Department of Pharmacology, Gyeongsang National University School of Medicine, Jinju, Korea.
J Neurosci Res. 2012 Aug;90(8):1646-53. doi: 10.1002/jnr.23053. Epub 2012 Mar 31.
Glutamate-induced neurotoxicity has been implicated in the pathogenesis of neurodegenerative disorders; however, little is known about the cellular events that underlie neurotoxicity or how to impede these events. This study demonstrates that peroxisome proliferator-activated receptor (PPAR)-δ regulates glutamate-induced neurotoxicity in HT22 mouse hippocampal cells. Activation of PPARδ by GW501516, a specific ligand, significantly inhibited glutamate-induced cell death and reactive oxygen species (ROS) production in HT22 cells. The siRNA-mediated knockdown of PPARδ abrogated the effects of GW501516 in neuronal toxicity and ROS production induced by glutamate. In addition, ligand-activated PPARδ reduced the glutamate-induced level of intracellular calcium ions (Ca(2+)) by modulating the influx of Ca(2+) from the extracellular space. Similarly, glutamate-induced cell death and intracellular Ca(2+) levels were attenuated in the presence of LY83583, an inhibitor of soluble guanylyl cyclase. Taken together, these results suggest that PPARδ plays an important role in glutamate-induced neurotoxicity by modulating oxidative stress and Ca(2+) influx.
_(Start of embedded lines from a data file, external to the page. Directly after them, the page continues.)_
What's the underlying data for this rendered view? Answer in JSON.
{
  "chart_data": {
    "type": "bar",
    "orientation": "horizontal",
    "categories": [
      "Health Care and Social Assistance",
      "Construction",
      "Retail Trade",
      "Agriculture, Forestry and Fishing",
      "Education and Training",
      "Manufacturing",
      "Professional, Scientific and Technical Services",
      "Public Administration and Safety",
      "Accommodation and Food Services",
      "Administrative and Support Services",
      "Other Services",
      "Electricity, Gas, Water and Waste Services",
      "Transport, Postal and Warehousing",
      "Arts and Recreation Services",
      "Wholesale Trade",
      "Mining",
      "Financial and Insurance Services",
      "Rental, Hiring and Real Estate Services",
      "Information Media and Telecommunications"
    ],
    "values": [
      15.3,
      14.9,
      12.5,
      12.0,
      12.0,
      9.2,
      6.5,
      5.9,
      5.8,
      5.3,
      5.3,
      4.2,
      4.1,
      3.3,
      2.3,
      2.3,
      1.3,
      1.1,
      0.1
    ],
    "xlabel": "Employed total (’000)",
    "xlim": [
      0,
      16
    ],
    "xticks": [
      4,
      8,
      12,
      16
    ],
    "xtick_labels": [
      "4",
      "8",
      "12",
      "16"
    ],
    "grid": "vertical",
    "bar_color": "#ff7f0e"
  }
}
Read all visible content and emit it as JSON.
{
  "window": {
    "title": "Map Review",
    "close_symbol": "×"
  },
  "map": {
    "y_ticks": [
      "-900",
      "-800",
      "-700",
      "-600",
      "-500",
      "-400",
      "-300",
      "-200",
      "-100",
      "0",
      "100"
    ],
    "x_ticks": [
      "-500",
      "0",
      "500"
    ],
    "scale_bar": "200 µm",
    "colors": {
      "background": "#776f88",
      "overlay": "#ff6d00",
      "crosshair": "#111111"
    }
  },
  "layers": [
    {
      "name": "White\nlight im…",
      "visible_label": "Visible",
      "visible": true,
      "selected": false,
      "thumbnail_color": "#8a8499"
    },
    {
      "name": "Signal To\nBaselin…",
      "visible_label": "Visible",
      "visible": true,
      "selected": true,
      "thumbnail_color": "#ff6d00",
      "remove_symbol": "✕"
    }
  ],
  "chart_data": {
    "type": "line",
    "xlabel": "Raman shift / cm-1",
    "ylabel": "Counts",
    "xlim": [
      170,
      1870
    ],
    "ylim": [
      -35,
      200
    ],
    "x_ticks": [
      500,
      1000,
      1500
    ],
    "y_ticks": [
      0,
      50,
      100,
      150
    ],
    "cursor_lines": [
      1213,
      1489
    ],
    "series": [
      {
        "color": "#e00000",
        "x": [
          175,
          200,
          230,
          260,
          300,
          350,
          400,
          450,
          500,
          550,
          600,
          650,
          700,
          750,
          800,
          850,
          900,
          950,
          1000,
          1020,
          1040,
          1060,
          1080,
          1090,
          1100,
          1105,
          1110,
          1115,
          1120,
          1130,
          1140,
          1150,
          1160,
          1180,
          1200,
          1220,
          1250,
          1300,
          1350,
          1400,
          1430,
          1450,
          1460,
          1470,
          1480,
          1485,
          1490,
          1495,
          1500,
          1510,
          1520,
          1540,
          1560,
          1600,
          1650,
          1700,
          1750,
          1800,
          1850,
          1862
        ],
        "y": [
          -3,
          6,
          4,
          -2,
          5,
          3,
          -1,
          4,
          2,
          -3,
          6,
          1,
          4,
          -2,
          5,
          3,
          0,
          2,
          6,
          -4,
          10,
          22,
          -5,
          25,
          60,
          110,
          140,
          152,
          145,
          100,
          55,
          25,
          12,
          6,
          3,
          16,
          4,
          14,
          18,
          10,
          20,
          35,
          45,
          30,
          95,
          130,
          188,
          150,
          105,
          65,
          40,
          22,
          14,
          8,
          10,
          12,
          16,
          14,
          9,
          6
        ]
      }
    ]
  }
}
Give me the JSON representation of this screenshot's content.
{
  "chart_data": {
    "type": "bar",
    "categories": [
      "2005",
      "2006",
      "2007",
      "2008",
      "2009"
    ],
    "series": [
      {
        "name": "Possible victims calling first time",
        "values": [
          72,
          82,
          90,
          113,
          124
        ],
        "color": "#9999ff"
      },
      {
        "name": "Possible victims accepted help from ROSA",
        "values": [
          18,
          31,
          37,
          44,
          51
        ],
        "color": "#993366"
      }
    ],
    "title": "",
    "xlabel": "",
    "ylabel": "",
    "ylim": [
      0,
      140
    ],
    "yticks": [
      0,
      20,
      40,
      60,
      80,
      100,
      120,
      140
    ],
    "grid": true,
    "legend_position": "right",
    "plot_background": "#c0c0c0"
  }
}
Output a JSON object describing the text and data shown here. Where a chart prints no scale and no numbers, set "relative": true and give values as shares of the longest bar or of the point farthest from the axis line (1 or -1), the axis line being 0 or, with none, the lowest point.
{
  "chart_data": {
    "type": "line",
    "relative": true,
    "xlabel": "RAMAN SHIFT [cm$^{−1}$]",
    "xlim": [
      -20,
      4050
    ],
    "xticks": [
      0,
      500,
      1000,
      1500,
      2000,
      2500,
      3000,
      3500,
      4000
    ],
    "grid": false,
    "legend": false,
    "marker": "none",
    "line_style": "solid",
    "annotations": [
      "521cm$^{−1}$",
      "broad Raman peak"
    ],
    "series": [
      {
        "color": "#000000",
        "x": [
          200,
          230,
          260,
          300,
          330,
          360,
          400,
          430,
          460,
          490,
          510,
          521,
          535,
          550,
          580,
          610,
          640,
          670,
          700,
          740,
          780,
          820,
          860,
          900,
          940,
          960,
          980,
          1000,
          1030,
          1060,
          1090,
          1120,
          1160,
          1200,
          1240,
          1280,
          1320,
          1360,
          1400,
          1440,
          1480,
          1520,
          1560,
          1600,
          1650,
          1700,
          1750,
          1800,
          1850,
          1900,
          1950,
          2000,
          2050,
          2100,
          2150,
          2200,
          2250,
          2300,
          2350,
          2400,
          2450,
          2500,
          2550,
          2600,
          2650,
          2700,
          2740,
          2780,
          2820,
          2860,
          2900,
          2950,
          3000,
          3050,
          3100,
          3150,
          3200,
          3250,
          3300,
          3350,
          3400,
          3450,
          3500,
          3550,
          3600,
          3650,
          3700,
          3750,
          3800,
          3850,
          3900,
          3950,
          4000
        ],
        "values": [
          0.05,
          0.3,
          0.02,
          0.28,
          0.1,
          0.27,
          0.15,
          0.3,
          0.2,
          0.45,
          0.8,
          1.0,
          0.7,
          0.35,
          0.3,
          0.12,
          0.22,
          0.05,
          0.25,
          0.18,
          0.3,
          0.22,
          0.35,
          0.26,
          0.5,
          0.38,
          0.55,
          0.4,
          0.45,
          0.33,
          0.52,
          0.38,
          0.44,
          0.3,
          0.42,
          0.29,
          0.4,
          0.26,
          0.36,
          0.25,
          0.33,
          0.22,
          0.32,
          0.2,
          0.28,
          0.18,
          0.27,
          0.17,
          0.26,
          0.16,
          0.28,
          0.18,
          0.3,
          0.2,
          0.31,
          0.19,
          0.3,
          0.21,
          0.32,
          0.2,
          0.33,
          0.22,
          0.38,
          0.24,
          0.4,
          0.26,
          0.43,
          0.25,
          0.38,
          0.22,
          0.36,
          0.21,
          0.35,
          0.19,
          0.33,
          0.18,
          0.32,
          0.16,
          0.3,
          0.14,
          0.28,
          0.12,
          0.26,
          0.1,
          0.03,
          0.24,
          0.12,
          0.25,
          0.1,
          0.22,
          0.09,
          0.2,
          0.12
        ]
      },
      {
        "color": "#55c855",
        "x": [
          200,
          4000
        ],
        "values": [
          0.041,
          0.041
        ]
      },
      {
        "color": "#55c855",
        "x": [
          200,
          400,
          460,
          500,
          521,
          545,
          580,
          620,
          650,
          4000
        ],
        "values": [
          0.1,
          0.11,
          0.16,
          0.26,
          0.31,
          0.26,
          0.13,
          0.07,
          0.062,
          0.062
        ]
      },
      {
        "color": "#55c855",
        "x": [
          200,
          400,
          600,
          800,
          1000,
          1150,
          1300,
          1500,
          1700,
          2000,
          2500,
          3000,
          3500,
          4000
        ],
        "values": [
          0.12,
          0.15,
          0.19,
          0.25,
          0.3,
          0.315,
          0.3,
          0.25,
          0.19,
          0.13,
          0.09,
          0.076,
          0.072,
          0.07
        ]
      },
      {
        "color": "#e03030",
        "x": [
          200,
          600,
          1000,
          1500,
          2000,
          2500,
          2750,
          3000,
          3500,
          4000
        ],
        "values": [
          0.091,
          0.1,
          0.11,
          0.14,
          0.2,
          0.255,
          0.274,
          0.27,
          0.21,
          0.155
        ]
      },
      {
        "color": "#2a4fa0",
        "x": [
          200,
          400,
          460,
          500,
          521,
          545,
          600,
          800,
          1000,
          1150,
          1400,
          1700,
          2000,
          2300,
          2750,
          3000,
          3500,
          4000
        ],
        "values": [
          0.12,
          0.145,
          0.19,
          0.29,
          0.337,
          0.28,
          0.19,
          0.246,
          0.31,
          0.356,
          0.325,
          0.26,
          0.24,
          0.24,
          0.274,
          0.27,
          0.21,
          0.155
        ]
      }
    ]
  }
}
谷氨酸诱导的神经毒性与神经退行性疾病的发病机制有关;然而,对于导致神经毒性的细胞事件以及如何阻止这些事件知之甚少。本研究表明过氧化物酶体增殖物激活受体 (PPAR)-δ 调节 HT22 小鼠海马细胞中的谷氨酸诱导的神经毒性。特异性配体 GW501516 激活 PPARδ 可显著抑制 HT22 细胞中谷氨酸诱导的细胞死亡和活性氧 (ROS) 产生。siRNA 介导的 PPARδ 敲低消除了 GW501516 在谷氨酸诱导的神经元毒性和 ROS 产生中的作用。此外,配体激活的 PPARδ 通过调节细胞外 Ca(2+) 内流来降低谷氨酸诱导的细胞内钙离子 (Ca(2+)) 水平。同样,在存在可溶性鸟苷酸环化酶抑制剂 LY83583 的情况下,谷氨酸诱导的细胞死亡和细胞内 Ca(2+) 水平降低。综上所述,这些结果表明 PPARδ 通过调节氧化应激和 Ca(2+) 内流在谷氨酸诱导的神经毒性中发挥重要作用。